2002 Triumph Bonneville America

Peachtree City, Georgia, October 4, 2001 -- We all know that cruiser sales are dominating the motorcycle market. Visit any general motorcycle dealership and you're sure to see at least a small contingent of floor space devoted to these highway monsters. It seems that every manufacturer has at least one model that harkens back to the days of old, when your hair blew free, prostitution was a good thing and fuel injection was the manner in which gasoline was pumped into the tank.

Kawasaki has their W650, Suzuki has their GS1200SS retro sportbike that's again not for import into the U.S., and the list goes on. Point being, while some manufacturers are attempting to produce heritage and nostalgia, there are certain companies that already had it to begin with.

Harley-Davidson for example, and don't forget Triumph. They first started producing motorcycles very early in the twentieth century and, except for a brief period when the Coventry factory was bombed during World War 2 and, oh yes, that little period in time when they had no money, they've been building them ever since.

As of recently, Triumph has been redefining its model line-up, a natural extension of what it was already producing.

The addition of their 600cc Supersport, and sharpening of their liter-bike only confirms the existence of another player in the high-stakes game of sportbikes. However, the addition of another machine, the Bonneville America, will further define this company.

While on the outside, it bears a striking resemblance to the regular Bonneville, a closer inspection will reveal that very little has been carried over. The engine, for instance, looks like the unit found in current Bonnies, and for good reason. They both share the same 790cc parallel twin engine design. Also shared are its dual overhead cams and four valves per cylinder arrangement. However, that's where the similarities cease. Whereas the standard Bonneville features a 360-degree firing order, the Bonneville America features a firing order of 270-degrees. In order to suit this new firing order, new dual balance shafts and camshafts have been implemented.

These new engine modifications gave the machine a very unique feel. Although the firing order was chosen to give the motor character at higher revs, the engine has actually smoothed out a bit. However, the vibrations were never really intrusive to begin with. Suffice it to say we would've liked a little more vibes, er, character. Triumph also reported that, despite these engine modifications, peak power and torque remained the same (61 hp @ 7400 rpm, 44 ft/lbs @ 3500 rpm). Thank dual 36 mm carburetors and revised camshaft profiles for that. Perhaps a pair of not-so-street-legal open pipes are in order. Oh wait, did we just say that?

Suggested... ...selling price... ...$7,999 (USD)!
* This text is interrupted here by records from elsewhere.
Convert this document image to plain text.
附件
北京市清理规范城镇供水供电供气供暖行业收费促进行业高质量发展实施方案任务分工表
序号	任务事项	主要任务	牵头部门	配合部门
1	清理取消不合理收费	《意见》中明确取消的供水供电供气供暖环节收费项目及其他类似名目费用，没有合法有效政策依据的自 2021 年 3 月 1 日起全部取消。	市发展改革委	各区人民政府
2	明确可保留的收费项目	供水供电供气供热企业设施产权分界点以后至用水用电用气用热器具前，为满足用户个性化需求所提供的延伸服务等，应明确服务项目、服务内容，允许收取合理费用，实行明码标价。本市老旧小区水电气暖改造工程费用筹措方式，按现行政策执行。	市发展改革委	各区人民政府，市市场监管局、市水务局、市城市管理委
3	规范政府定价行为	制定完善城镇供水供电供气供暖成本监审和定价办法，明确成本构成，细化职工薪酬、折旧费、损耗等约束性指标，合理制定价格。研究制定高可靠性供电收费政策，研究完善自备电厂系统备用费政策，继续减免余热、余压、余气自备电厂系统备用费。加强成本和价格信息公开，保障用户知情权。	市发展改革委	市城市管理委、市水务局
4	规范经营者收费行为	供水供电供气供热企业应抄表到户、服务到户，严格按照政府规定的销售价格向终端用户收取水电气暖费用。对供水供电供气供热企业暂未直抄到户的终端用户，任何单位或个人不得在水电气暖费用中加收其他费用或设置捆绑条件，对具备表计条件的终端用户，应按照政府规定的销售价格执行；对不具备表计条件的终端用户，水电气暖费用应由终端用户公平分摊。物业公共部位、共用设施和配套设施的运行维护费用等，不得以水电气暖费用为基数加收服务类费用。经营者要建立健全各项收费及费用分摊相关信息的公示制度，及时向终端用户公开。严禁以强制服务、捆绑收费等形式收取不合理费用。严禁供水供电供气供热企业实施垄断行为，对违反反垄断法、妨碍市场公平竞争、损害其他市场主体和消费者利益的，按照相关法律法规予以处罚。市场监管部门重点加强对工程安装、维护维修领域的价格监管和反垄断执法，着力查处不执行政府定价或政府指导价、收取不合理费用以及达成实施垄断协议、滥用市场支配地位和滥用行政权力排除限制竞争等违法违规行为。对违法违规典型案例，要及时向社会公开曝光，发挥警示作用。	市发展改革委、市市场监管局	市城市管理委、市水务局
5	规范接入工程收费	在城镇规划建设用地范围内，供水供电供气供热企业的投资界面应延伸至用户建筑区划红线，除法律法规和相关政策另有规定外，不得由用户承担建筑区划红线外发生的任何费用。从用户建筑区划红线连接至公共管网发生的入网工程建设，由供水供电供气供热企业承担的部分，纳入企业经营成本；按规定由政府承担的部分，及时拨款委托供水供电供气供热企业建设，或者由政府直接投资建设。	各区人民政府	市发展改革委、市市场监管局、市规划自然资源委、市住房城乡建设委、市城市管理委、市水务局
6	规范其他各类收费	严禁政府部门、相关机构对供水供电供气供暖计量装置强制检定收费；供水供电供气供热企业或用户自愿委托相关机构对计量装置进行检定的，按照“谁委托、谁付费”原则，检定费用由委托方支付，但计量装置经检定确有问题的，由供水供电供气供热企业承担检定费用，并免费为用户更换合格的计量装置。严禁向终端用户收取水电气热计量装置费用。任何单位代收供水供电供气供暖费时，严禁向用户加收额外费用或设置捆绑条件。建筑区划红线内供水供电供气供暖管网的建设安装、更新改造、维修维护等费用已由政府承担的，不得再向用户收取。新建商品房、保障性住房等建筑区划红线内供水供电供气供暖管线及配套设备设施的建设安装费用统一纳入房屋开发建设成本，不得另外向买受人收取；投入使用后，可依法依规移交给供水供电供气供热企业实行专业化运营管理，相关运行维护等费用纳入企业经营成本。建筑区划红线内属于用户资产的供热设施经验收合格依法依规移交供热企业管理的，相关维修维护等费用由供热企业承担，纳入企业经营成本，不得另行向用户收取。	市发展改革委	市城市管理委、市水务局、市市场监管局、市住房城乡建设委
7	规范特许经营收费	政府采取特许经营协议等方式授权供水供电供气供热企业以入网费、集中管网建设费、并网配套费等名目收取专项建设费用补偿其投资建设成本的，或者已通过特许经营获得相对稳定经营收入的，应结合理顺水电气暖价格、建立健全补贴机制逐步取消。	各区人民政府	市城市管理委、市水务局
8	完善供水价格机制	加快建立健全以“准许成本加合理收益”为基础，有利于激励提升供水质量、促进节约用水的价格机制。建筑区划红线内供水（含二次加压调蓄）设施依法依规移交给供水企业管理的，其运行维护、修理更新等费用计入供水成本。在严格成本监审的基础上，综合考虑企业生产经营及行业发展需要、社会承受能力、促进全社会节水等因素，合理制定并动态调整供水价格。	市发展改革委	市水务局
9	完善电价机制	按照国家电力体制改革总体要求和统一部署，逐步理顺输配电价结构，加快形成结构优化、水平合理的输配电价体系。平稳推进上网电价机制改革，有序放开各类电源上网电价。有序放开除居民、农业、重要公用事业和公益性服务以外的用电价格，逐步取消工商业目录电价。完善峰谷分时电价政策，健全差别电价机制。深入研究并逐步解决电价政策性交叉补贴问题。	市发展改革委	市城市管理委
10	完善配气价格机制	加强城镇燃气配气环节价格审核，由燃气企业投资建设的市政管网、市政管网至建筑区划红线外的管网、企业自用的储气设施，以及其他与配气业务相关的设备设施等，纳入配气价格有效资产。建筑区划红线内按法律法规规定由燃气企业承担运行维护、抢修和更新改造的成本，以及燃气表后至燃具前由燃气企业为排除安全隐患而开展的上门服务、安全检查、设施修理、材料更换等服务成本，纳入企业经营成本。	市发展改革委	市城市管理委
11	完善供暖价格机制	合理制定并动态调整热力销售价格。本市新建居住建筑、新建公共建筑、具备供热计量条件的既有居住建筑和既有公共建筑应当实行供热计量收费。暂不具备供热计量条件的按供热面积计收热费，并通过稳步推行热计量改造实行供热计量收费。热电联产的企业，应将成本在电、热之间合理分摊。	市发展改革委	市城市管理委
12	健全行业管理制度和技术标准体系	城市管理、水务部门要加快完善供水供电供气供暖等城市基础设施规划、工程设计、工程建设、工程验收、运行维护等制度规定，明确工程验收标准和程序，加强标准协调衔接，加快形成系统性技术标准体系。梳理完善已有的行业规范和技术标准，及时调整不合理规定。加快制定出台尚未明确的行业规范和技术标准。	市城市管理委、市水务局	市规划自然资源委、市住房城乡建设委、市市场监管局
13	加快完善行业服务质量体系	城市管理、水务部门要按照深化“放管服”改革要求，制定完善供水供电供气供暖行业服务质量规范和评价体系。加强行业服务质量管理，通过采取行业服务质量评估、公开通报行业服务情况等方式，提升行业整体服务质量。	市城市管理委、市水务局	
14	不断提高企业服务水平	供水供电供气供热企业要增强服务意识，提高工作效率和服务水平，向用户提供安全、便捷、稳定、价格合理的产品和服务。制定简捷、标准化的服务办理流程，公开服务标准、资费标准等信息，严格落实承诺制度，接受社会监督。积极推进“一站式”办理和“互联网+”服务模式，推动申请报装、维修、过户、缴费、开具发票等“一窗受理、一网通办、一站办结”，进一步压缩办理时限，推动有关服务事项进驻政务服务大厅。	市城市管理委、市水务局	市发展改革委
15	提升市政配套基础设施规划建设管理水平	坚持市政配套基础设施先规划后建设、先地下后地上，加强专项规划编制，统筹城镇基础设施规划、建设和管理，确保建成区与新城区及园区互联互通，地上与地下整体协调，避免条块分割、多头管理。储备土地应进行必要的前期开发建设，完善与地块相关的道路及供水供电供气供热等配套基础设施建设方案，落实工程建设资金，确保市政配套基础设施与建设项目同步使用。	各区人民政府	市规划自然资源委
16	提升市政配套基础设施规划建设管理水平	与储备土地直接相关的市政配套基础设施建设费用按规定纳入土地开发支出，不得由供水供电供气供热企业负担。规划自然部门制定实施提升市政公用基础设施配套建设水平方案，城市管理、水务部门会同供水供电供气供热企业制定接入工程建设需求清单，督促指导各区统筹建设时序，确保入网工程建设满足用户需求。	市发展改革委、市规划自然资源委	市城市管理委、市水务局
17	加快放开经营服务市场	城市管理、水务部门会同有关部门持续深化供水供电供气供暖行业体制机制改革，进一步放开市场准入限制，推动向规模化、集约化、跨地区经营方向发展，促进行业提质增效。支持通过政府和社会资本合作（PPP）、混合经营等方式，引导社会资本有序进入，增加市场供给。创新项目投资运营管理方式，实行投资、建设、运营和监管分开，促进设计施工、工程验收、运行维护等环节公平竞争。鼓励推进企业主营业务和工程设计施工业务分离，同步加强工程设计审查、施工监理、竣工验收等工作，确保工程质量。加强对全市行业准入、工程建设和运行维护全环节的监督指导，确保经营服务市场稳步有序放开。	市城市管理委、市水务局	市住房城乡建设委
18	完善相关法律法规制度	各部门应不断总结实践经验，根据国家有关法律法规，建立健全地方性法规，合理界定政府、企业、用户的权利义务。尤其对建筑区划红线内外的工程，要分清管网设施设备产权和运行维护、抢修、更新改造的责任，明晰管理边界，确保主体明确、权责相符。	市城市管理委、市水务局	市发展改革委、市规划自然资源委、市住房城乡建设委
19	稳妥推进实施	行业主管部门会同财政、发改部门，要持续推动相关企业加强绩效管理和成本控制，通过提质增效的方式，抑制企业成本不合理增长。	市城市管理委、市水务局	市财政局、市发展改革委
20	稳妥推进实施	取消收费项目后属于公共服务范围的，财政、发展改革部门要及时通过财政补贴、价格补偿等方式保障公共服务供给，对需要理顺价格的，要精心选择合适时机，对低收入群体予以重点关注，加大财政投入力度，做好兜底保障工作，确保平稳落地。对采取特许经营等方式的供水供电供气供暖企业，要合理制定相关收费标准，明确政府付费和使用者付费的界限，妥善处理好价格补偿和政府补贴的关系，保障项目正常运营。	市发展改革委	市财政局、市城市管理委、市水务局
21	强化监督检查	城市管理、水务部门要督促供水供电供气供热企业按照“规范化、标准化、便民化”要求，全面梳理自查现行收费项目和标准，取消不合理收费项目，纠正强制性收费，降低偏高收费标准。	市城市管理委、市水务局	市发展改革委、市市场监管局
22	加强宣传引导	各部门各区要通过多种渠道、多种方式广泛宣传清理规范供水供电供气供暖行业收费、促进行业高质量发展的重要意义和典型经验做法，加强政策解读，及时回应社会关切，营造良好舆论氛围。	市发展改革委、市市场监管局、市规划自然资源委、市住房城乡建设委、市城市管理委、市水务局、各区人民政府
Out on the open roads of Georgia, site of the new Bonnie's unveiling, outright chassis stability was not able to be challenged. No matter, as is typical of cruiser fare, footpegs will touch down far before any disturbing chassis elements show themselves to the rider. One thing that we did notice of concern was the rear end felt loose during high speed sweepers. It almost felt as if the rear tire was underinflated, or as if the swingarm did not posses enough torsional ridgidity. Unfortunetly the few hours that we had on the machine were not enough to ascertain and identify such small foibles. Thankfully, the suspension has a good set-up and is well balanced.

Other foibles? The indicator lights are far too dim to be noticed during direct sunlight. The rear passenger accomodations appeared to be a bit sparse, though certainly in line with what other manufacturers are producing these days. Oh yes, and did we mention that the engine could use a bit more bite?

"Fuel mileage proved to be excellent as our 130+ mile ride required a little over two and half gallons of fuel to fill the tank back to its top."

Also positive are the ergonomics. While some of the motorcycle press lamented its bar positioning in relationship to the seat, we found the position to be very standard-like with forward controls that were placed in a very natural position. Our only real complaint was with the rear brake pedal. It was tilted in a manner that made accidental application too easy. Overall, we were very happy with the Bonneville America. It gives the riding public a machine that is a very far departure from the generic cruiser, while still retaining all the qualities that make cruisers what they are -- cool.

With a suggested selling price of $7,999 (USD), and a wide selection of factory offered options (such as bags, various windscreens, the aforementioned pipes and such) that are available, the America should be on every cruiser buyers list of bikes to check out.